As of August 2017, President Trump has frozen the Obama-era policy requiring large companies to report employee pay by race and gender to the federal government.
The policy was rolled back for a variety of reasons. Neomi Rao of the White House’s Office of Information and Regulatory Affairs stated in the Wall Street Journal “we don’t believe it would actually help us gather information about wage and employment discrimination.”
Also, Randy Johnson, Senior Vice President for the U.S. Chamber of Commerce, stated that the policy would have cost employers about $1.3 billion a year.
Last, the Society for Human Resources (SHRM) opposed this policy as well. It stated the policy would place a burden on employers and would call into question the pay disparities influenced by an individual’s performance, education and geographic location.
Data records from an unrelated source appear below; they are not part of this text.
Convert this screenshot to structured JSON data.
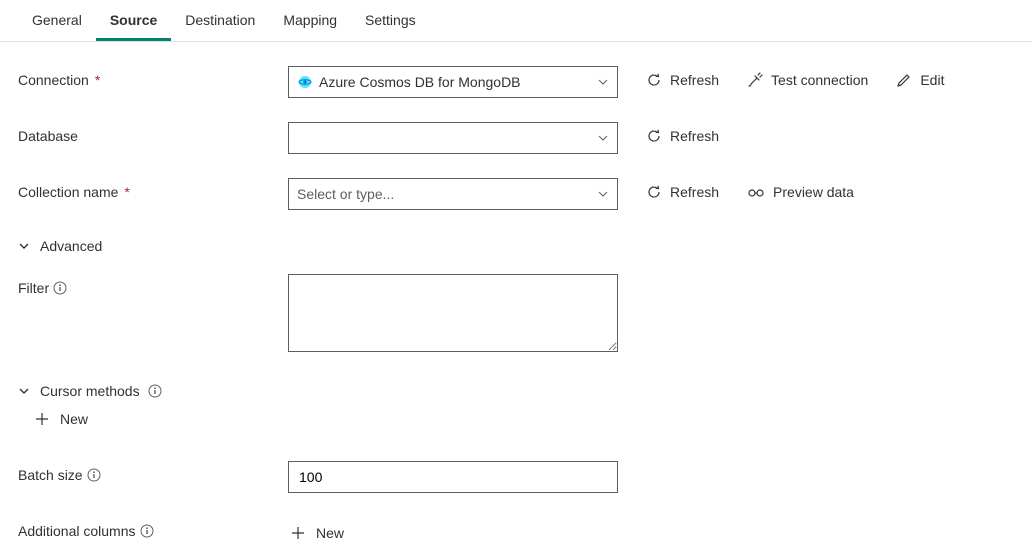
{
  "tabs": {
    "general": "General",
    "source": "Source",
    "destination": "Destination",
    "mapping": "Mapping",
    "settings": "Settings",
    "active": "source"
  },
  "labels": {
    "connection": "Connection",
    "database": "Database",
    "collection_name": "Collection name",
    "advanced": "Advanced",
    "filter": "Filter",
    "cursor_methods": "Cursor methods",
    "batch_size": "Batch size",
    "additional_columns": "Additional columns"
  },
  "fields": {
    "connection_value": "Azure Cosmos DB for MongoDB",
    "database_value": "",
    "collection_placeholder": "Select or type...",
    "filter_value": "",
    "batch_size_value": "100"
  },
  "actions": {
    "refresh": "Refresh",
    "test_connection": "Test connection",
    "edit": "Edit",
    "preview_data": "Preview data",
    "new": "New"
  }
}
Under Obama’s policy, companies with 100 or more employees would be required to include pay data on their EEO-1 reports. These reports are already mandatory, but the policy would require companies to include information on employee gender, race and position.
Originally, the Equal Opportunity Commission (EEOC) stated the original policy would have given the agency more ability to “assess complaints of discrimination, focus agency investigations and identify existing pay disparities that may warrant further examination.”
The future of this policy is under review. The Trump administration “look[s] forward to continuing to work with the EEOC, OMB, Congress and all relevant stakeholders on robust policies aimed at eliminating the gender wage gap.”
GovDocs Labor Law News will be following up on this as more information is released.